In prespecified subgroup analyses, they found a trend toward adverse outcomes among patients who received renin-angiotensin blockers and a trend toward benefit for patients who received alpha- or beta-receptor antagonists or calcium channel blockers. They did not observe a clear association between time of treatment and outcome.

In addition to hematoma growth, other factors influence prognosis after ICH, such as the patient’s status before ICH (for example, cardiovascular risk factors, age, and hypertensive effects on the brain, kidneys, and heart), the location of ICH and its effects on surrounding structures, and complications of care in hospitals, such as infection and bleeding, said Dr. Anderson.

They are conducting two ongoing clinical trials in patients with ICH. One, INTERACT3, is evaluating a “care bundle” quality control package that includes early intensive blood pressure lowering for patients with large ICH who undergo surgery.

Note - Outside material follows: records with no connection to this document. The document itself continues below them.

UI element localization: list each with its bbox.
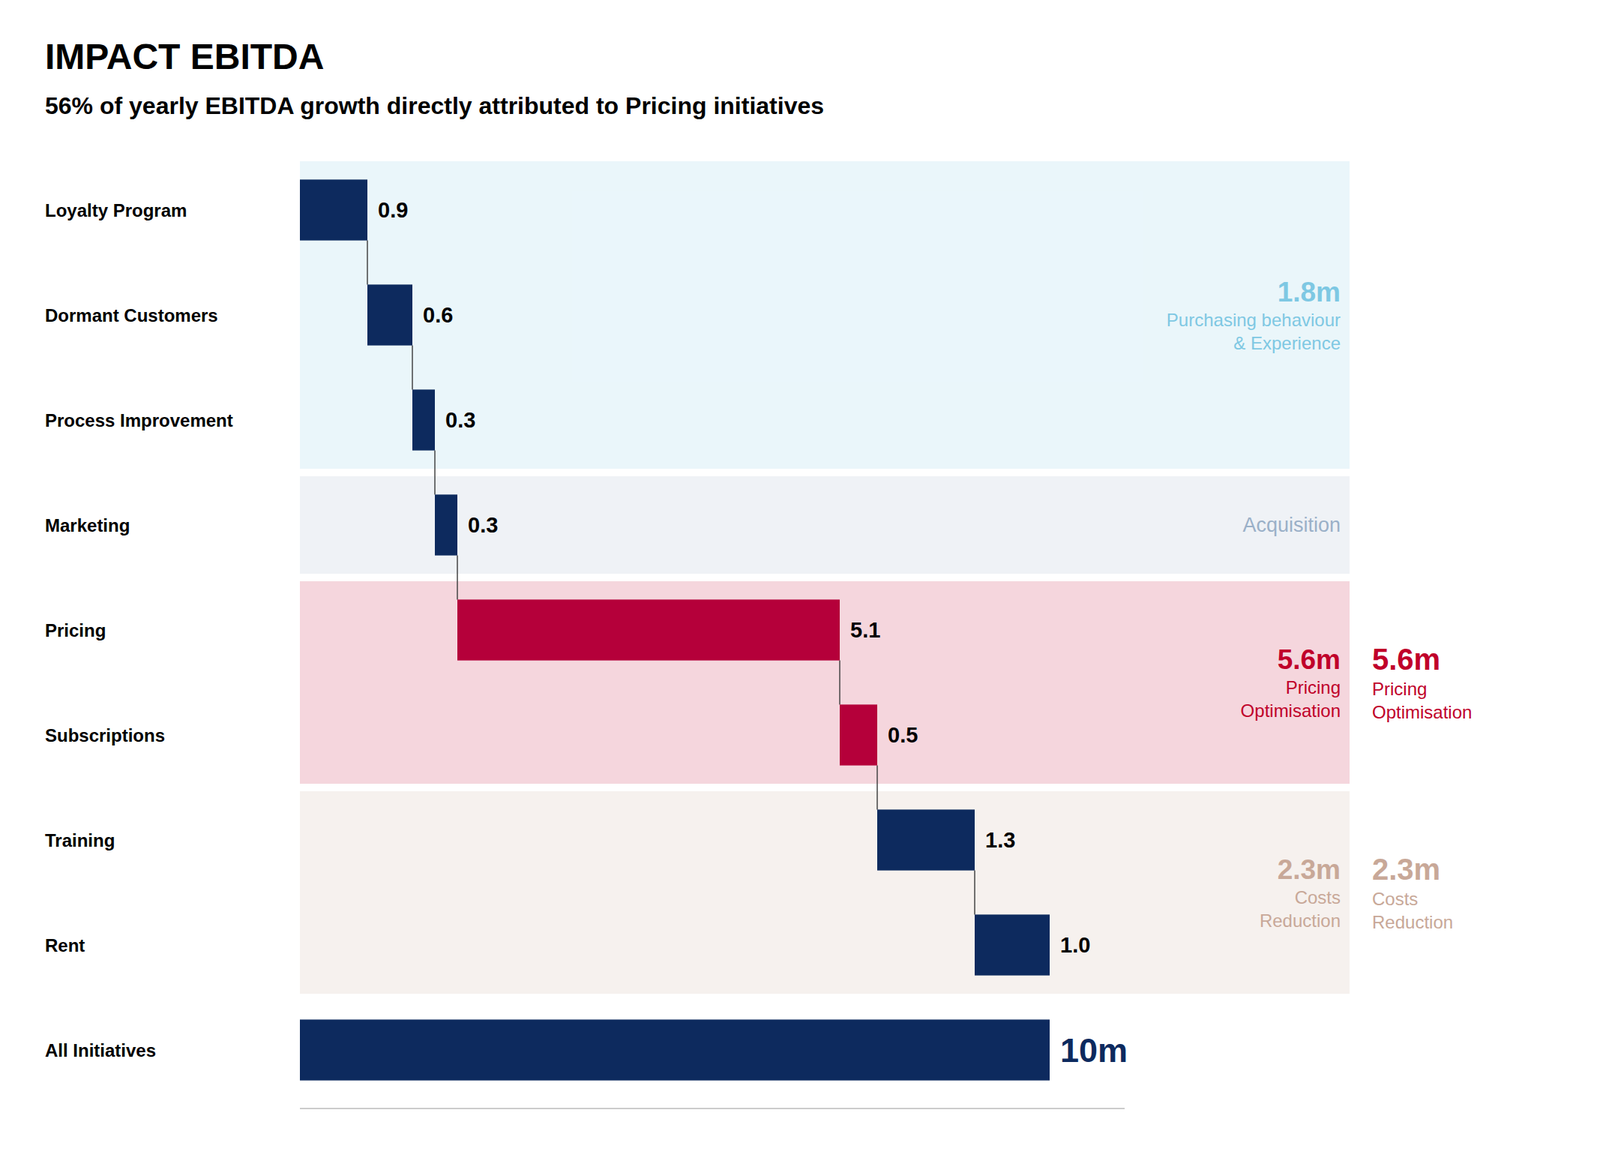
category-label: Marketing [44,515,130,536]
category-label: Subscriptions [44,725,165,746]
connector [973,870,976,915]
x-axis-line [299,1108,1125,1109]
category-label: Process Improvement [44,410,234,431]
data-label: 0.3 [445,407,476,432]
section-band [299,791,1350,994]
category-label: Loyalty Program [44,200,187,221]
section-label: Optimisation [1372,701,1472,723]
section-label: Reduction [1372,911,1454,932]
category-label: Rent [44,934,85,956]
bar [839,704,878,765]
data-label: 0.6 [422,302,453,327]
section-total: 5.6m [1372,642,1441,676]
section-label: Acquisition [1242,513,1341,537]
section-band [299,581,1350,784]
connector [366,240,369,285]
section-total: 2.3m [1277,853,1341,885]
data-label: 0.3 [467,512,498,537]
data-label: 10m [1060,1030,1128,1070]
bar [974,913,1050,975]
section-label: Pricing [1372,678,1427,699]
chart: IMPACT EBITDA 56% of yearly EBITDA growth… [0,0,1600,1152]
bar [367,284,413,345]
section-label: Costs [1372,888,1418,909]
bands [299,161,1350,994]
section-label: & Experience [1233,332,1341,354]
connector [411,345,414,390]
section-total: 1.8m [1277,276,1341,308]
title: IMPACT EBITDA [44,36,324,77]
section-label: Costs [1294,886,1341,908]
category-label: All Initiatives [44,1039,156,1061]
section-label: Reduction [1259,910,1341,931]
category-label: Training [44,829,115,851]
connector [434,450,436,495]
bar [299,1018,1050,1080]
category-label: Dormant Customers [44,305,219,326]
data-label: 0.5 [887,722,918,747]
bar [877,808,975,870]
connector [456,555,459,600]
marks [299,179,1050,1080]
data-label: 5.1 [850,617,881,642]
section-label: Pricing [1285,677,1341,698]
subtitle: 56% of yearly EBITDA growth directly att… [44,92,824,120]
page: {"chart_data": { "type": "waterfall", "t… [0,0,1600,1152]
bar [434,494,458,555]
data-label: 1.3 [985,827,1016,852]
section-label: Optimisation [1240,700,1341,721]
bar [457,599,840,660]
section-total: 5.6m [1277,644,1341,675]
section-total: 2.3m [1372,852,1441,886]
section-label: Purchasing behaviour [1166,309,1341,330]
category-label: Pricing [44,620,106,641]
bar [299,179,368,240]
connector [838,660,841,705]
section-band [299,161,1350,469]
connector [876,765,878,810]
data-label: 0.9 [377,197,408,222]
data-label: 1.0 [1060,932,1091,957]
bar [412,389,435,450]
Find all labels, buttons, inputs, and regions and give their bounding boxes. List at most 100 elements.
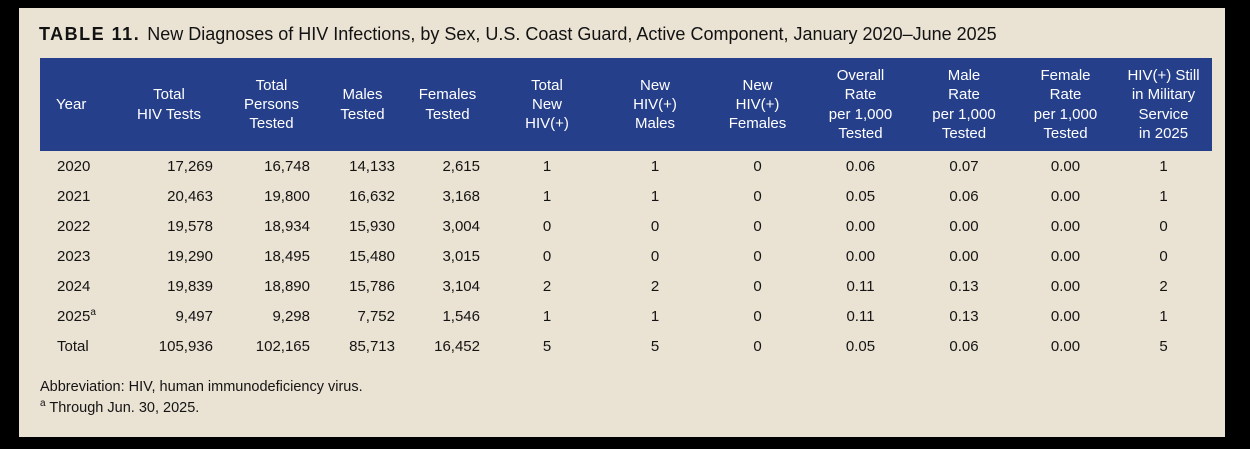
footnote-a-marker: a [40, 398, 46, 410]
column-header-overall-rate: Overall Rate per 1,000 Tested [809, 58, 912, 151]
male-rate-cell: 0.13 [949, 307, 979, 325]
total-persons-tested-cell: 16,748 [264, 157, 310, 175]
females-tested-cell: 3,015 [442, 247, 480, 265]
column-header-new-hiv-females: New HIV(+) Females [706, 58, 809, 151]
overall-rate-cell: 0.00 [845, 217, 876, 235]
overall-rate-cell: 0.11 [846, 307, 875, 325]
still-in-service-cell: 5 [1159, 337, 1168, 355]
male-rate-cell: 0.06 [949, 337, 979, 355]
males-tested-cell: 15,786 [349, 277, 395, 295]
females-tested-cell: 3,104 [442, 277, 480, 295]
new-hiv-females-cell: 0 [753, 247, 762, 265]
new-hiv-males-cell: 1 [650, 307, 660, 325]
female-rate-cell: 0.00 [1050, 307, 1081, 325]
males-tested-cell: 85,713 [349, 337, 395, 355]
females-tested-cell: 1,546 [442, 307, 480, 325]
overall-rate-cell: 0.06 [845, 157, 876, 175]
column-header-females-tested: Females Tested [405, 58, 490, 151]
total-persons-tested-cell: 18,495 [264, 247, 310, 265]
female-rate-cell: 0.00 [1050, 217, 1081, 235]
overall-rate-cell: 0.00 [845, 247, 876, 265]
total-persons-tested-cell: 18,890 [264, 277, 310, 295]
column-header-males-tested: Males Tested [320, 58, 405, 151]
total-hiv-tests-cell: 9,497 [175, 307, 213, 325]
new-hiv-females-cell: 0 [753, 187, 762, 205]
column-header-new-hiv-males: New HIV(+) Males [604, 58, 706, 151]
total-persons-tested-cell: 9,298 [272, 307, 310, 325]
still-in-service-cell: 0 [1159, 217, 1168, 235]
males-tested-cell: 14,133 [349, 157, 395, 175]
still-in-service-cell: 1 [1159, 307, 1168, 325]
females-tested-cell: 2,615 [442, 157, 480, 175]
male-rate-cell: 0.07 [949, 157, 979, 175]
new-hiv-females-cell: 0 [753, 157, 762, 175]
footnotes: Abbreviation: HIV, human immunodeficienc… [40, 377, 1225, 419]
year-cell: 2020 [57, 157, 91, 175]
column-header-total-hiv-tests: Total HIV Tests [115, 58, 223, 151]
table-title: TABLE 11. New Diagnoses of HIV Infections… [19, 8, 1225, 45]
total-new-hiv-cell: 2 [542, 277, 552, 295]
table-header: Year Total HIV Tests Total Persons Teste… [40, 58, 1212, 151]
still-in-service-cell: 2 [1159, 277, 1168, 295]
footnote-a: a Through Jun. 30, 2025. [40, 398, 1225, 419]
footnote-marker: a [90, 306, 96, 318]
column-header-female-rate: Female Rate per 1,000 Tested [1016, 58, 1115, 151]
total-new-hiv-cell: 1 [542, 307, 552, 325]
total-hiv-tests-cell: 19,290 [167, 247, 213, 265]
female-rate-cell: 0.00 [1050, 337, 1081, 355]
male-rate-cell: 0.00 [949, 247, 979, 265]
total-new-hiv-cell: 1 [542, 157, 552, 175]
new-hiv-females-cell: 0 [753, 217, 762, 235]
new-hiv-males-cell: 0 [650, 247, 660, 265]
column-header-total-new-hiv: Total New HIV(+) [490, 58, 604, 151]
female-rate-cell: 0.00 [1050, 277, 1081, 295]
table-row-2020: 2020 17,269 16,748 14,133 2,615 1 1 0 0.… [40, 151, 1212, 181]
hiv-diagnoses-table: Year Total HIV Tests Total Persons Teste… [40, 58, 1212, 361]
female-rate-cell: 0.00 [1050, 187, 1081, 205]
total-hiv-tests-cell: 105,936 [158, 337, 213, 355]
year-cell: Total [57, 337, 89, 355]
new-hiv-males-cell: 0 [650, 217, 660, 235]
females-tested-cell: 3,168 [442, 187, 480, 205]
table-title-text: New Diagnoses of HIV Infections, by Sex,… [147, 24, 997, 44]
year-cell: 2022 [57, 217, 91, 235]
total-new-hiv-cell: 1 [542, 187, 552, 205]
table-body: 2020 17,269 16,748 14,133 2,615 1 1 0 0.… [40, 151, 1212, 361]
total-new-hiv-cell: 5 [542, 337, 552, 355]
table-number: TABLE 11. [39, 24, 141, 44]
still-in-service-cell: 1 [1159, 187, 1168, 205]
table-row-2021: 2021 20,463 19,800 16,632 3,168 1 1 0 0.… [40, 181, 1212, 211]
males-tested-cell: 7,752 [357, 307, 395, 325]
total-hiv-tests-cell: 20,463 [167, 187, 213, 205]
total-hiv-tests-cell: 19,578 [167, 217, 213, 235]
abbreviation-note: Abbreviation: HIV, human immunodeficienc… [40, 379, 363, 395]
total-persons-tested-cell: 102,165 [255, 337, 310, 355]
column-header-still-in-service: HIV(+) Still in Military Service in 2025 [1115, 58, 1212, 151]
column-header-total-persons-tested: Total Persons Tested [223, 58, 320, 151]
total-new-hiv-cell: 0 [542, 217, 552, 235]
table-row-2024: 2024 19,839 18,890 15,786 3,104 2 2 0 0.… [40, 271, 1212, 301]
total-new-hiv-cell: 0 [542, 247, 552, 265]
year-cell: 2023 [57, 247, 91, 265]
new-hiv-males-cell: 1 [650, 157, 660, 175]
total-hiv-tests-cell: 17,269 [167, 157, 213, 175]
male-rate-cell: 0.13 [949, 277, 979, 295]
column-header-year: Year [40, 58, 115, 151]
new-hiv-females-cell: 0 [753, 337, 762, 355]
total-persons-tested-cell: 18,934 [264, 217, 310, 235]
year-cell: 2021 [57, 187, 91, 205]
males-tested-cell: 16,632 [349, 187, 395, 205]
new-hiv-males-cell: 5 [650, 337, 660, 355]
total-persons-tested-cell: 19,800 [264, 187, 310, 205]
table-row-total: Total 105,936 102,165 85,713 16,452 5 5 … [40, 331, 1212, 361]
female-rate-cell: 0.00 [1050, 247, 1081, 265]
male-rate-cell: 0.06 [949, 187, 979, 205]
header-row: Year Total HIV Tests Total Persons Teste… [40, 58, 1212, 151]
new-hiv-females-cell: 0 [753, 277, 762, 295]
table-row-2022: 2022 19,578 18,934 15,930 3,004 0 0 0 0.… [40, 211, 1212, 241]
female-rate-cell: 0.00 [1050, 157, 1081, 175]
new-hiv-males-cell: 2 [650, 277, 660, 295]
male-rate-cell: 0.00 [949, 217, 979, 235]
still-in-service-cell: 1 [1159, 157, 1168, 175]
total-hiv-tests-cell: 19,839 [167, 277, 213, 295]
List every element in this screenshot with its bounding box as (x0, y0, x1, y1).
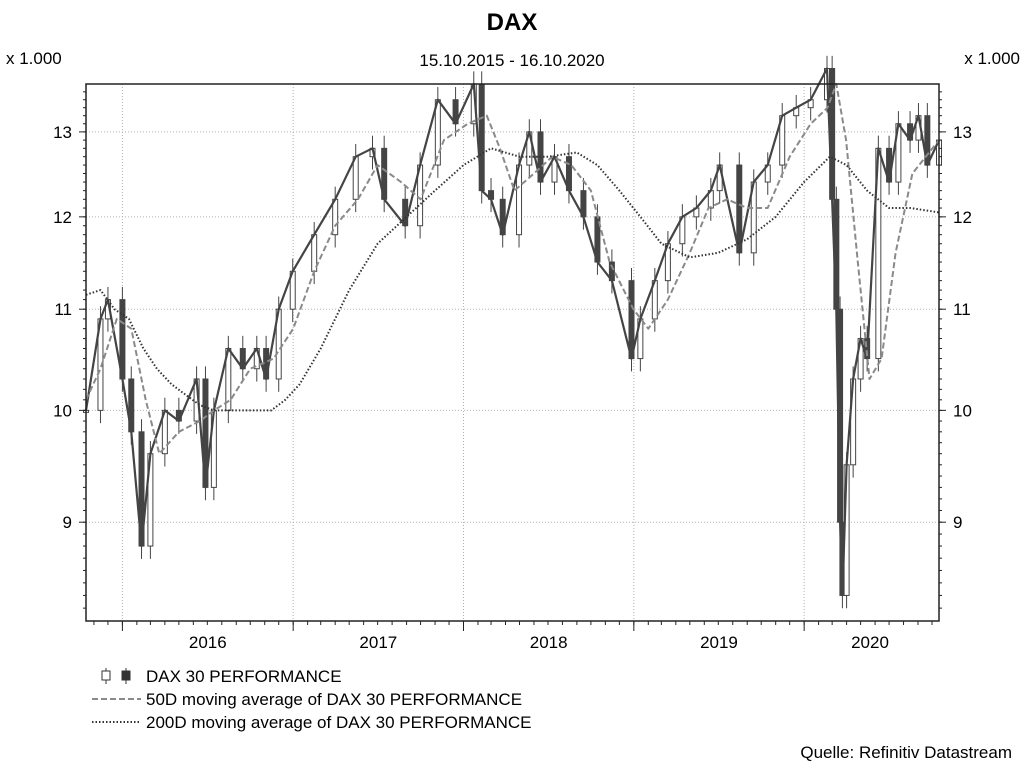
y-tick-label-right: 13 (953, 123, 972, 142)
legend-label-ma200: 200D moving average of DAX 30 PERFORMANC… (146, 713, 532, 732)
price-candle (857, 325, 864, 392)
price-series-line (84, 67, 940, 597)
legend-label-ma50: 50D moving average of DAX 30 PERFORMANCE (146, 690, 522, 709)
legend: DAX 30 PERFORMANCE 50D moving average of… (92, 667, 532, 732)
price-candle (253, 335, 260, 382)
price-candle (679, 204, 686, 257)
y-tick-label-left: 11 (54, 300, 72, 319)
candle-body (352, 156, 359, 200)
source-note: Quelle: Refinitiv Datastream (800, 743, 1012, 762)
price-candle (807, 87, 814, 121)
chart-title: DAX (487, 9, 538, 36)
series-layer (83, 55, 942, 609)
left-axis-unit: x 1.000 (6, 49, 62, 68)
y-tick-label-left: 12 (53, 208, 72, 227)
price-candle (924, 103, 931, 178)
price-candles (83, 55, 942, 609)
right-axis-unit: x 1.000 (964, 49, 1020, 68)
y-tick-label-right: 12 (953, 208, 972, 227)
price-candle (239, 335, 246, 382)
price-candle (693, 195, 700, 230)
legend-candle-icon (101, 668, 131, 684)
x-ticks: 2016 2017 2018 2019 2020 (93, 621, 933, 652)
price-candle (161, 397, 168, 467)
y-tick-label-right: 11 (953, 300, 971, 319)
grid-lines (86, 84, 939, 621)
price-candle (402, 186, 409, 239)
price-candle (452, 87, 459, 137)
x-tick-label: 2016 (189, 633, 227, 652)
right-y-ticks: 9 10 11 12 13 (939, 91, 972, 609)
y-tick-label-right: 10 (953, 401, 972, 420)
y-tick-label-left: 13 (53, 123, 72, 142)
x-tick-label: 2020 (851, 633, 889, 652)
left-y-ticks: 9 10 11 12 13 (53, 91, 86, 609)
price-candle (499, 186, 506, 248)
legend-label-candles: DAX 30 PERFORMANCE (146, 667, 342, 686)
y-tick-label-left: 9 (63, 513, 72, 532)
y-tick-label-right: 9 (953, 513, 962, 532)
y-tick-label-left: 10 (53, 401, 72, 420)
plot-frame (85, 83, 940, 622)
x-tick-label: 2017 (359, 633, 397, 652)
x-tick-label: 2019 (700, 633, 738, 652)
chart-subtitle: 15.10.2015 - 16.10.2020 (419, 51, 604, 70)
price-candle (551, 144, 558, 195)
price-candle (716, 152, 723, 204)
price-candle (793, 95, 800, 129)
x-tick-label: 2018 (530, 633, 568, 652)
price-candle (526, 119, 533, 178)
ma50-series-line (85, 83, 940, 455)
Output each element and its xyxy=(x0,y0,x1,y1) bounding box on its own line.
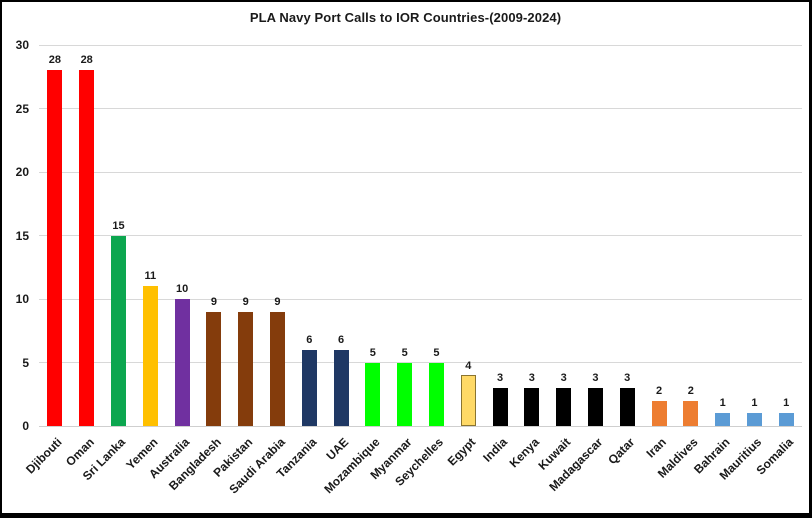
gridline-30 xyxy=(39,44,802,46)
gridline-0 xyxy=(39,425,802,427)
value-label-kenya: 3 xyxy=(528,371,535,384)
bar-mauritius: 1 xyxy=(746,397,762,426)
bar-madagascar: 3 xyxy=(587,372,603,426)
x-axis-label-qatar: Qatar xyxy=(605,435,638,468)
gridline-10 xyxy=(39,298,802,300)
category-slot-djibouti: 28 Djibouti xyxy=(23,45,71,476)
category-slot-egypt: 4 Egypt xyxy=(445,45,484,468)
category-slot-mauritius: 1 Mauritius xyxy=(717,45,771,482)
bar-australia: 10 xyxy=(174,283,190,426)
bar-india: 3 xyxy=(492,372,508,426)
category-slot-iran: 2 Iran xyxy=(643,45,675,461)
y-tick-label-30: 30 xyxy=(15,38,29,52)
bar-bangladesh: 9 xyxy=(206,296,222,426)
y-tick-label-5: 5 xyxy=(22,355,29,370)
bar-sri-lanka: 15 xyxy=(110,220,126,426)
value-label-somalia: 1 xyxy=(783,397,790,410)
y-tick-label-10: 10 xyxy=(15,292,29,306)
x-axis-label-uae: UAE xyxy=(323,435,351,463)
bar-pakistan: 9 xyxy=(238,296,254,426)
value-label-australia: 10 xyxy=(175,283,189,295)
category-slot-mozambique: 5 Mozambique xyxy=(321,45,389,497)
category-slot-yemen: 11 Yemen xyxy=(123,45,166,472)
bar-somalia: 1 xyxy=(778,397,794,426)
value-label-bangladesh: 9 xyxy=(210,295,217,308)
bar-maldives: 2 xyxy=(683,385,699,426)
value-label-uae: 6 xyxy=(338,333,345,346)
y-tick-label-25: 25 xyxy=(15,101,29,116)
category-slot-tanzania: 6 Tanzania xyxy=(274,45,325,481)
gridline-5 xyxy=(39,362,802,363)
bar-seychelles: 5 xyxy=(428,347,444,426)
category-slot-australia: 10 Australia xyxy=(146,45,198,481)
bar-bahrain: 1 xyxy=(715,397,731,426)
value-label-myanmar: 5 xyxy=(401,346,408,359)
bar-saudi-arabia: 9 xyxy=(269,296,285,426)
value-label-kuwait: 3 xyxy=(560,371,567,384)
x-axis-label-djibouti: Djibouti xyxy=(23,435,65,477)
value-label-bahrain: 1 xyxy=(719,397,726,410)
value-label-saudi-arabia: 9 xyxy=(274,295,281,308)
y-tick-label-0: 0 xyxy=(22,419,29,433)
bar-mozambique: 5 xyxy=(365,347,381,426)
bar-yemen: 11 xyxy=(142,270,158,426)
bar-tanzania: 6 xyxy=(301,334,317,426)
x-axis-label-kenya: Kenya xyxy=(506,435,542,471)
value-label-india: 3 xyxy=(496,371,504,384)
value-label-oman: 28 xyxy=(80,54,93,67)
category-slot-sri-lanka: 15 Sri Lanka xyxy=(80,45,135,484)
bars-container: 28 Djibouti 28 Oman 15 Sri Lanka 11 Yemen 10 Aust… xyxy=(23,45,802,497)
value-label-maldives: 2 xyxy=(687,384,694,397)
bar-iran: 2 xyxy=(651,385,667,426)
gridline-15 xyxy=(39,235,802,236)
bar-egypt: 4 xyxy=(460,360,476,426)
category-slot-kuwait: 3 Kuwait xyxy=(536,45,580,473)
value-label-qatar: 3 xyxy=(624,371,631,384)
value-label-sri-lanka: 15 xyxy=(112,219,125,232)
category-slot-oman: 28 Oman xyxy=(63,45,103,469)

The other, INTERACT4, is evaluating early blood pressure control in the ambulance for patients with suspected acute stroke. At least one-fifth of those patients will have ICH, said Dr. Anderson.
 

 

 

Prevention is essential

Among patients with ICH, much of the bleeding occurs before presentation at the hospital, Louis R. Caplan, MD, a neurologist at Beth Israel Deaconess Medical Center, Boston, said in an interview. Furthermore, the bleeding mainly occurs in the deep part of the brain where most of the important motor tracts are. “If those tracts are already hit, a little extra blood isn’t going to change things,” said Dr. Caplan, who was not involved in the research.

In addition, blood is pushed from inside the brain to the periphery until the pressure outside the brain is equal to the pressure inside it. “You can decrease the amount of bleeding significantly, but it probably doesn’t affect the outcome,” said Dr. Caplan.

One factor in patients’ apparent lack of functional improvement is that the mRS is not sensitive to minor changes in disability, he said. “You have to show a pretty important change for it to make a difference,” said Dr. Caplan.

In addition, recovery from a hemorrhage takes much longer than recovery from an infarct. Examining the population at 6 months would have been preferable to examining them at 90 days, but the investigators might not have 6-month data, said Dr. Caplan.

“The main thing is really prevention,” he concluded.

The study was conducted with funding from Takeda. Dr. Anderson reported receiving funding from the National Health and Medical Research Council of Australia and speaker fees from Takeda. Dr. Caplan has disclosed no relevant financial relationships.